| AGAÇANT, ANTE, part prés., adj. et subst. masc. I.− Part. prés. de agacer*. II.− Adj. Qui agace. A.− [En parlant surtout d'une substance acide, d'un bruit aigu, d'un mouvement répété] Qui cause une sensation désagréable ou un état d'irritation : 1. Paganel ne peut s'empêcher de donner à tous les diables ces moustiques acharnés qui lardèrent sa longue personne de leurs agaçantes piqûres.
J. Verne, Les Enfants du capitaine Grant,t. 2, 1868, p. 95. 2. Il traînait ses vieilles pantoufles avec un petit bruit régulier et agaçant, s'enfonçant dans l'ombre, revenait vers la lumière, les mains derrière le dos, la tête basse, les yeux à terre, murmurant, s'exclamant, agitant la tête, inconscient de ceux qui l'entouraient.
M. Van der Meersch, Invasion 14,1935, p. 213. − En partic. [En parlant de l'action sur les dents] :
3. Le besoin de mordre, qui passe ailleurs avec la dentition, semble durer chez nous plus longtemps que les dents elles-mêmes.
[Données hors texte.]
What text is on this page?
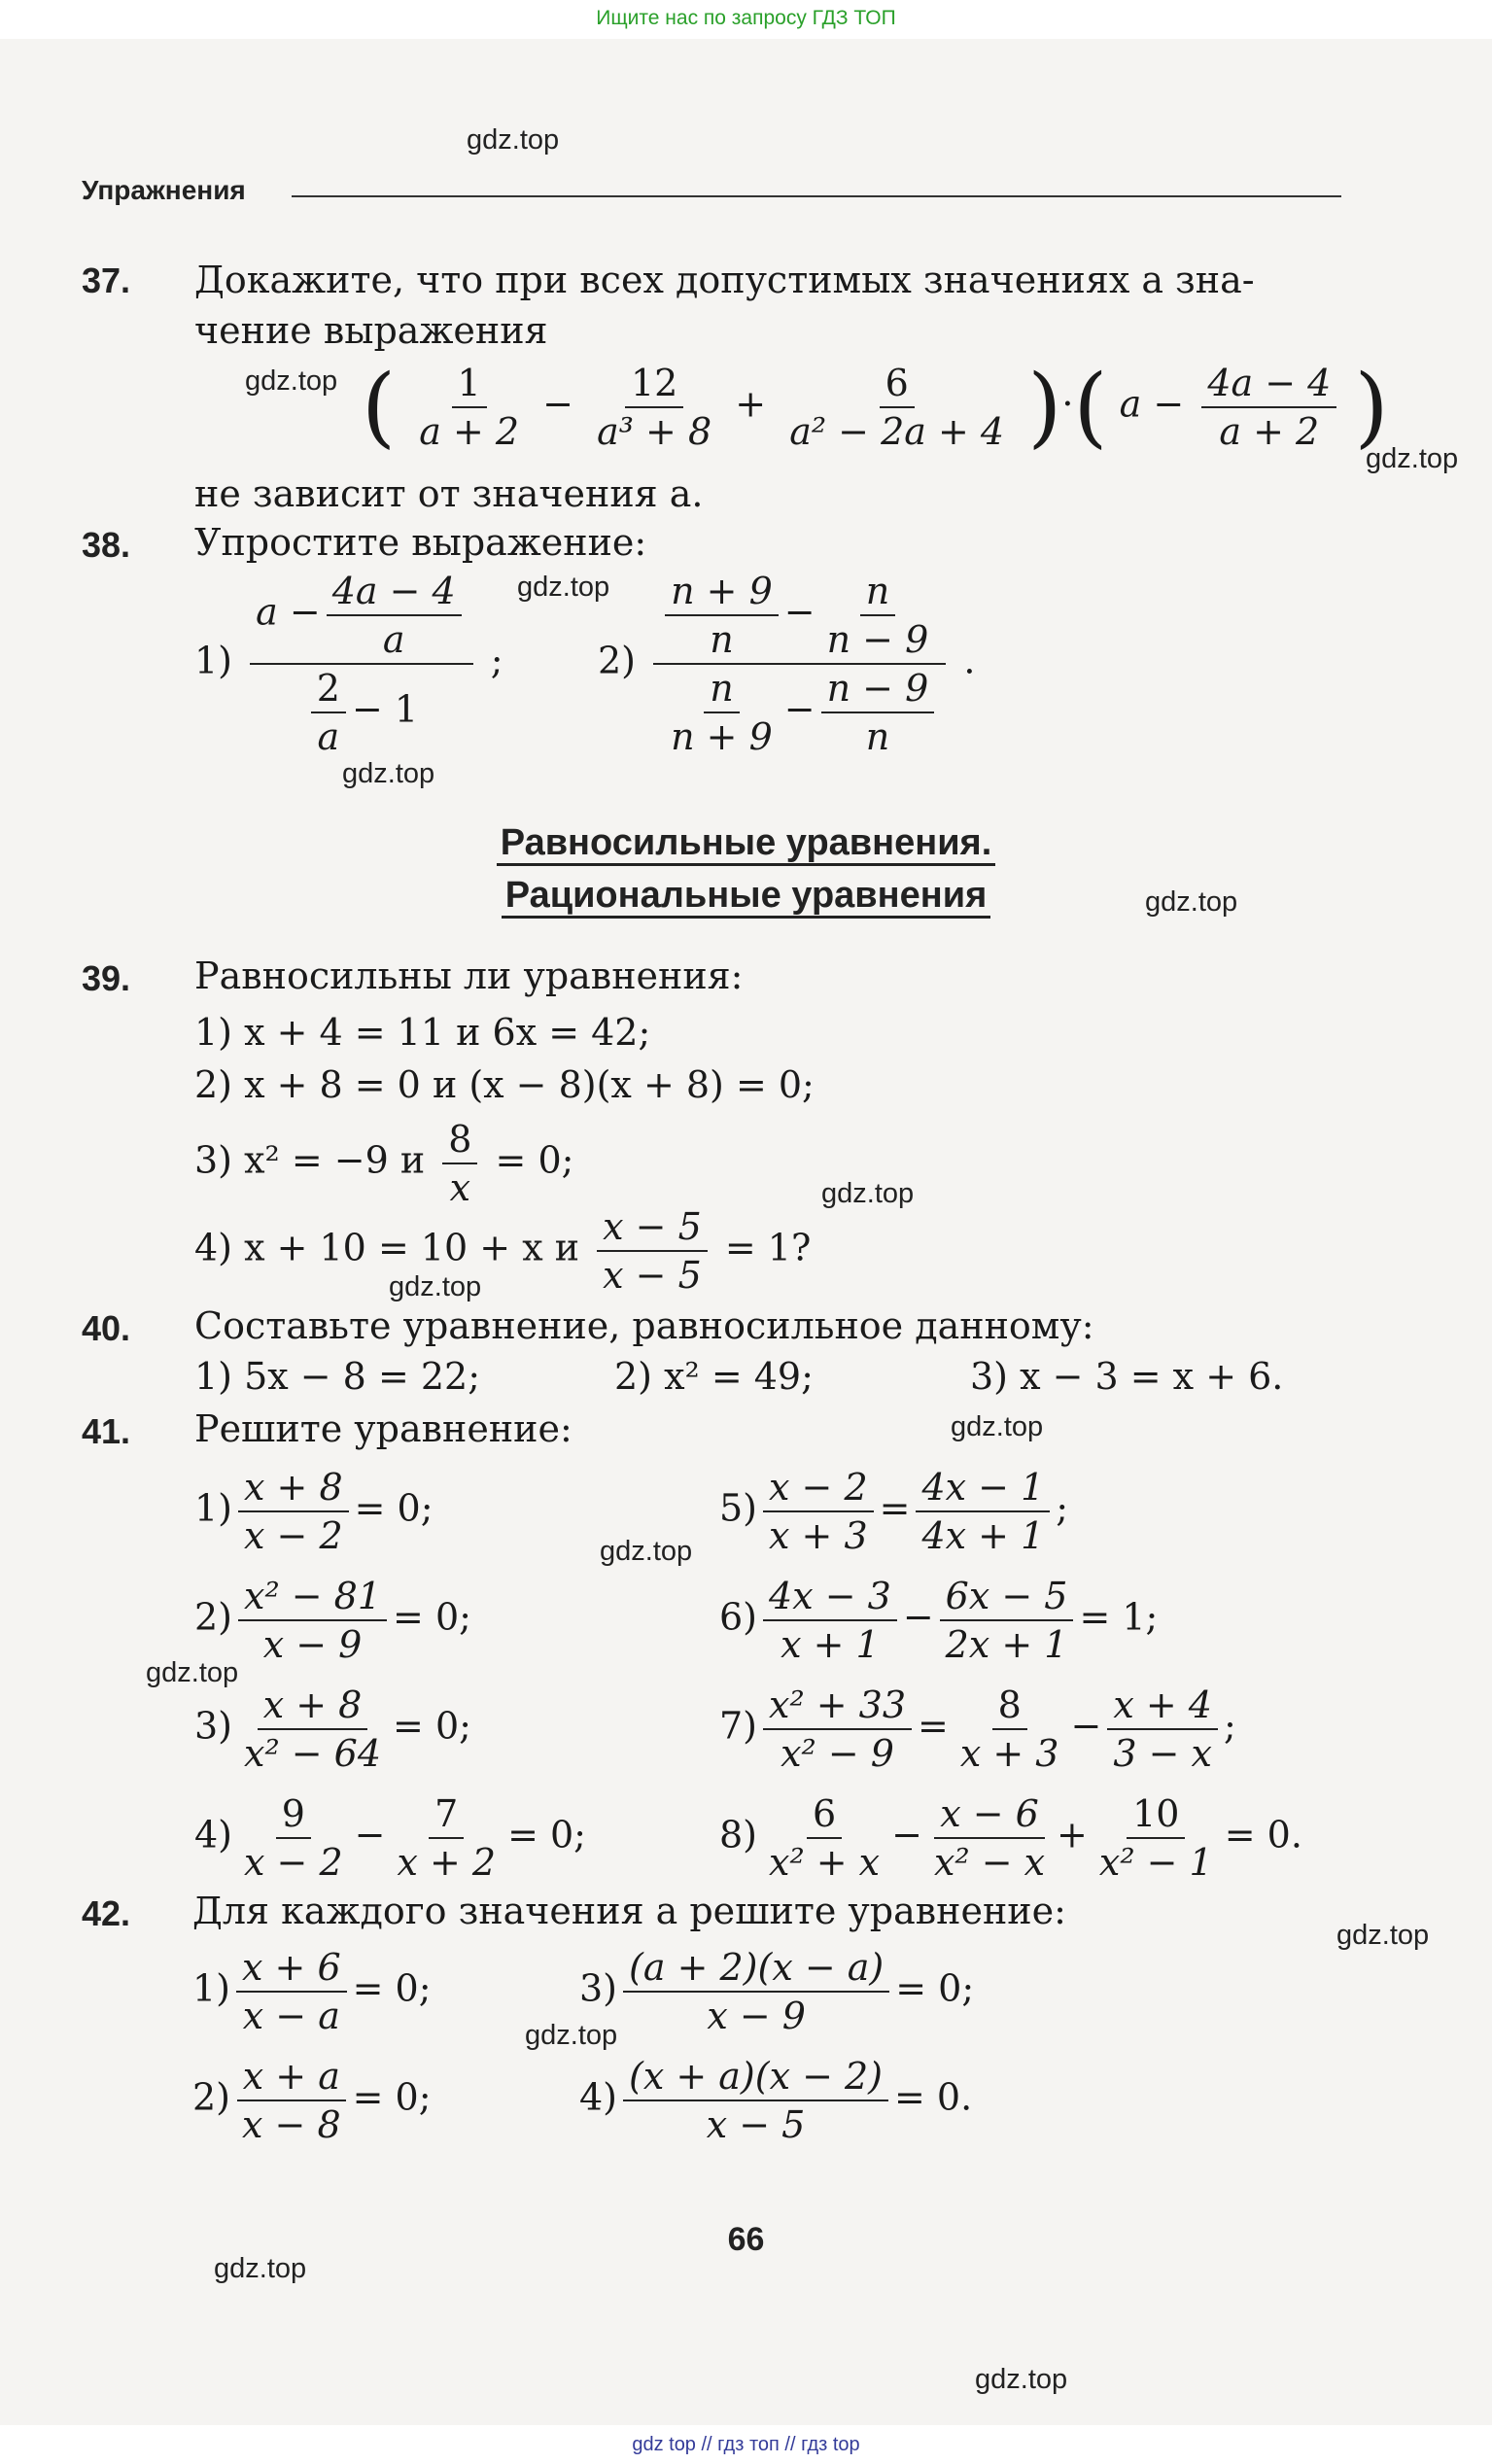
Ищите нас по запросу ГДЗ ТОП
gdz.top
gdz.top
gdz.top
gdz.top
gdz.top
gdz.top
gdz.top
gdz.top
gdz.top
gdz.top
gdz.top
gdz.top
gdz.top
gdz.top
gdz.top
Упражнения
37. Докажите, что при всех допустимых значениях a зна-
чение выражения
( $\frac{1}{a + 2} - \frac{12}{\text{a³ + 8}} + \frac{6}{\text{a² − 2a + 4}}$ )·( $a - \frac{4a - 4}{a + 2}$ )
не зависит от значения a.
38. Упростите выражение:
$1) \frac{a - \frac{4a - 4}{a}}{\frac{2}{a} - 1}$ ;	$2) \frac{\frac{n + 9}{n} - \frac{n}{n - 9}}{\frac{n}{n + 9} - \frac{n - 9}{n}}$ .
Равносильные уравнения.
Рациональные уравнения
39. Равносильны ли уравнения:
1) x + 4 = 11 и 6x = 42;
2) x + 8 = 0 и (x − 8)(x + 8) = 0;
3) x² = −9 и $\frac{8}{x} = 0$;
4) x + 10 = 10 + x и $\frac{x - 5}{x - 5} = 1$?
40. Составьте уравнение, равносильное данному:
1) 5x − 8 = 22;	2) x² = 49;	3) x − 3 = x + 6.
41. Решите уравнение:
$1) \frac{x + 8}{x - 2} = 0$;
$2) \frac{\text{x² − 81}}{x - 9} = 0$;
$3) \frac{x + 8}{\text{x² − 64}} = 0$;
$4) \frac{9}{x - 2} - \frac{7}{x + 2} = 0$;
$5) \frac{x - 2}{x + 3} = \frac{4x - 1}{4x + 1}$ ;
$6) \frac{4x - 3}{x + 1} - \frac{6x - 5}{2x + 1} = 1$;
$7) \frac{\text{x² + 33}}{\text{x² − 9}} = \frac{8}{x + 3} - \frac{x + 4}{3 - x}$ ;
$8) \frac{6}{\text{x² + x}} - \frac{x - 6}{\text{x² − x}} + \frac{10}{\text{x² − 1}} = 0$.
42. Для каждого значения a решите уравнение:
$1) \frac{x + 6}{x - a} = 0$;
$2) \frac{x + a}{x - 8} = 0$;
$3) \frac{(a + 2)(x - a)}{x - 9} = 0$;
$4) \frac{(x + a)(x - 2)}{x - 5} = 0$.
66
gdz top // гдз топ // гдз top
Notre verjus ne mûrit pas, et nous sommes fiers de son âpreté agaçante. Bref, nous avons peur d'être heureux et de rendre heureux; les étrangers ne nous aiment guère et nous faisons notre possible pour leur donner raison.
H.-F. Amiel, Journal intime,15 sept. 1866, p. 450. B.− Au fig. 1. Péj. [En parlant d'une pers. ou d'une manifestation de son être] Qui met dans un état de nervosité accompagné d'impatience ou d'irritation : 4. L'infini ne se démontre pas, il se cherche, et le beau se sent plus dans l'âme qu'il ne s'établit par des règles. Tous ces catéchismes d'art et de politique que l'on se jette à la tête sentent l'enfance de la politique et de l'art. Laissons donc discuter, puisque c'est l'enseignement pénible, agaçant et puéril qu'il faut sans doute encore à notre époque : mais que ceux d'entre nous qui sentent au dedans d'eux-mêmes un élan véritable ne s'embarrassent pas de ce bruit de l'école, et fassent leur tâche en se bouchant un peu les oreilles.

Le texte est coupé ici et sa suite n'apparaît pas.